Seit 1996, also seitdem ich 9 Jahre alt bin. In kurzen Meilensteinen:
- 9 Jahre alt Fotoanfang analog (1996)
- 13 Jahre alt Einstieg in digitale Fotografie (2000)
- 16 Jahre alt erste digitale Spiegelreflexkamera (2003)
- 19 Jahre alt GDT Vollmitglied (2006)
- 22/23 Jahre alt Selbständigkeit als Naturfotograf (2010)
Die Anfänge waren einfach, ich habe mich fasziniert für Fotografie und bin ganz schnell bei der Naturfotografie gelandet. Mich hat die Natur schon immer fasziniert. Da ich beinahe die ersten 10 Jahre meiner Fotokarriere nicht einmal Autofahren durfte, da ich zu jung war, bin ich irgendwie in der Makro-, Detail- und Tierfotografie gelandet, denn das konnte ich auch vor dem Haus machen. Mich hat schon immer alles fasziniert was irgendwie bei uns vor der Tür passiert und so habe ich mir über die Jahre viel Wissen über die heimische Natur und auch über Fototechnik angeeignet.

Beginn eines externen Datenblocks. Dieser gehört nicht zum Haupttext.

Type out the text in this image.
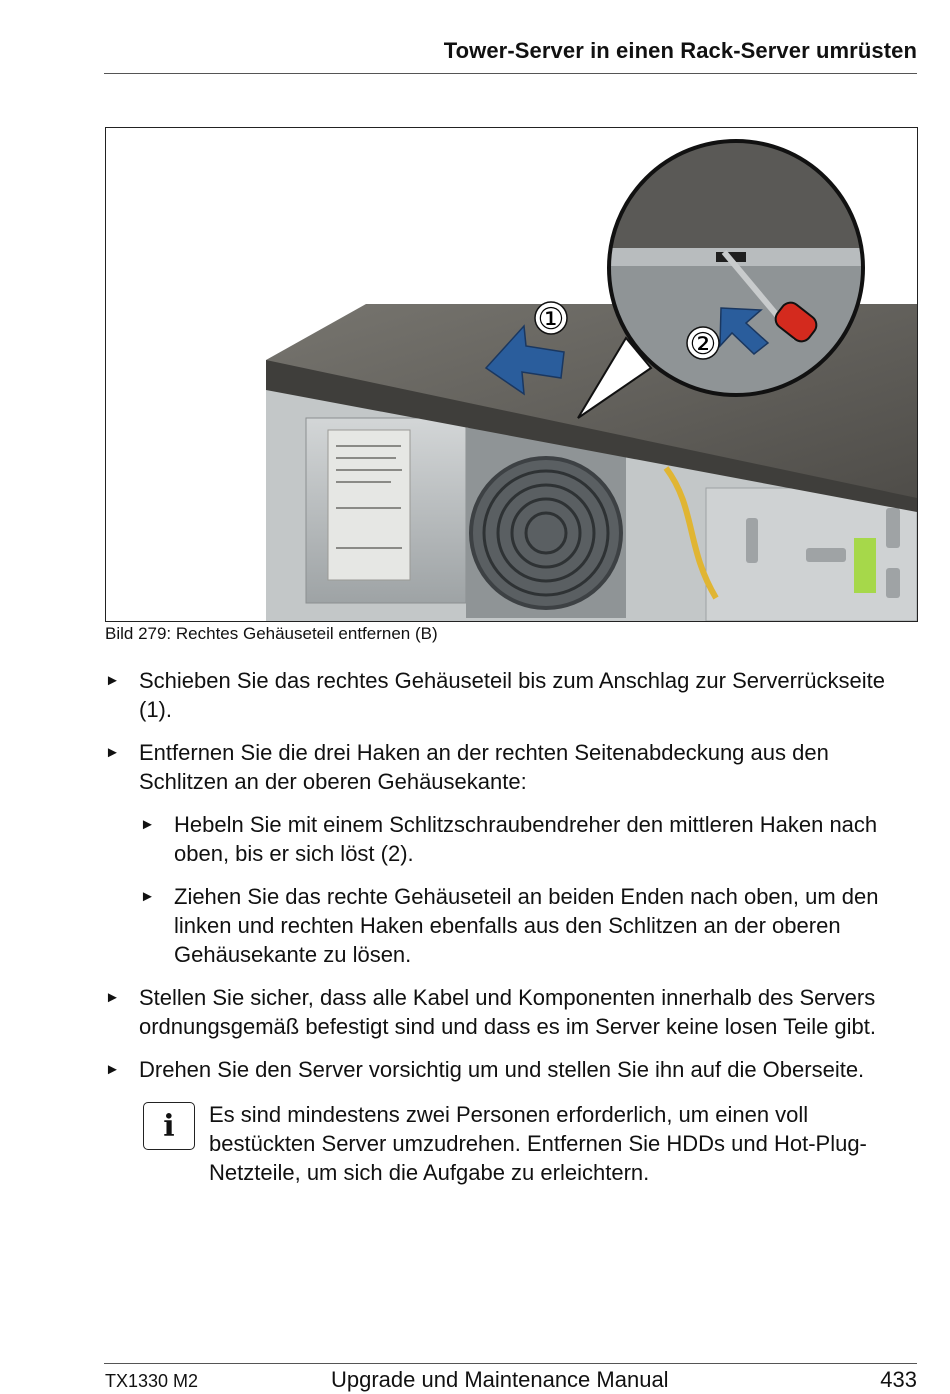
Tower-Server in einen Rack-Server umrüsten
①
②
Bild 279: Rechtes Gehäuseteil entfernen (B)
► Schieben Sie das rechtes Gehäuseteil bis zum Anschlag zur Serverrückseite (1).
► Entfernen Sie die drei Haken an der rechten Seitenabdeckung aus den Schlitzen an der oberen Gehäusekante:
► Hebeln Sie mit einem Schlitzschraubendreher den mittleren Haken nach oben, bis er sich löst (2).
► Ziehen Sie das rechte Gehäuseteil an beiden Enden nach oben, um den linken und rechten Haken ebenfalls aus den Schlitzen an der oberen Gehäusekante zu lösen.
► Stellen Sie sicher, dass alle Kabel und Komponenten innerhalb des Servers ordnungsgemäß befestigt sind und dass es im Server keine losen Teile gibt.
► Drehen Sie den Server vorsichtig um und stellen Sie ihn auf die Oberseite.
i	Es sind mindestens zwei Personen erforderlich, um einen voll bestückten Server umzudrehen. Entfernen Sie HDDs und Hot-Plug-Netzteile, um sich die Aufgabe zu erleichtern.
TX1330 M2	Upgrade und Maintenance Manual	433
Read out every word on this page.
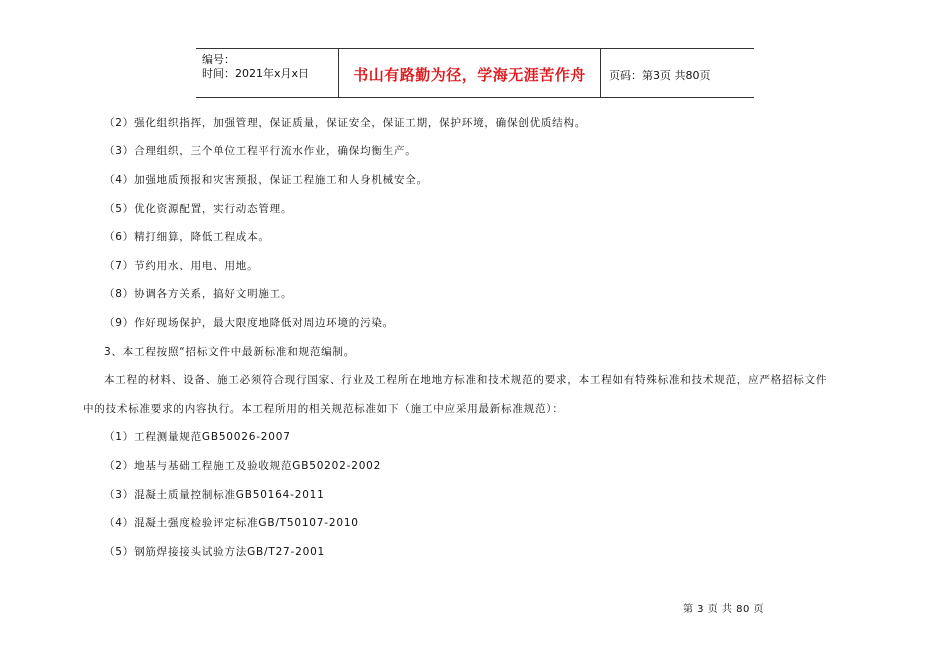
编号：
时间：2021年x月x日	书山有路勤为径，学海无涯苦作舟	页码：第3页 共80页
（2）强化组织指挥，加强管理，保证质量，保证安全，保证工期，保护环境，确保创优质结构。
（3）合理组织，三个单位工程平行流水作业，确保均衡生产。
（4）加强地质预报和灾害预报，保证工程施工和人身机械安全。
（5）优化资源配置，实行动态管理。
（6）精打细算，降低工程成本。
（7）节约用水、用电、用地。
（8）协调各方关系，搞好文明施工。
（9）作好现场保护，最大限度地降低对周边环境的污染。
3、本工程按照“招标文件中最新标准和规范编制。
本工程的材料、设备、施工必须符合现行国家、行业及工程所在地地方标准和技术规范的要求，本工程如有特殊标准和技术规范，应严格招标文件
中的技术标准要求的内容执行。本工程所用的相关规范标准如下（施工中应采用最新标准规范）：
（1）工程测量规范GB50026-2007
（2）地基与基础工程施工及验收规范GB50202-2002
（3）混凝土质量控制标准GB50164-2011
（4）混凝土强度检验评定标准GB/T50107-2010
（5）钢筋焊接接头试验方法GB/T27-2001
第 3 页 共 80 页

Die Bereiche deiner Fotografie sind sehr vielfältig. Im Frühling bist du auf der Suche nach Blumen. Im Sommer jagst du Steinwild in den Bergen, während du im Herbst Details fotografierst. Ja und dann zur kalten Jahreszeit sieht man häufig Landschaftsbilder aus den Kanaren. Hast du bei all dieser Vielfalt eine Lieblingssparte oder liebst du genau diese Abwechslung?
Für mich ist es die Abwechslung die es ausmacht, ich fotografiere das wozu ich Lust habe. Ehrlich gesagt kann ich mir nicht vorstellen nur ein Sujet zu fotografieren. Ich sehe mich eher als breit aufgestellten Naturfotograf. Das ist nicht erzwungen, ich fotografiere einfach am liebsten das, was für mich besonders ist, in dem Moment in dem ich es fühle. Die Tierfotografie befriedigt meinen Jagdtrieb am besten, die Detail und Makrofotografie gibt mir die Möglichkeit sehr kreativ zu sein, die Landschaftsfotografie macht mir bei der Bearbeitung am meisten Spaß. Am Ende ist aber meine Fotografie einfach zu beschreiben, ich folge dem Licht und meinem Gefühl. Was dabei raus kommt seht ihr ja.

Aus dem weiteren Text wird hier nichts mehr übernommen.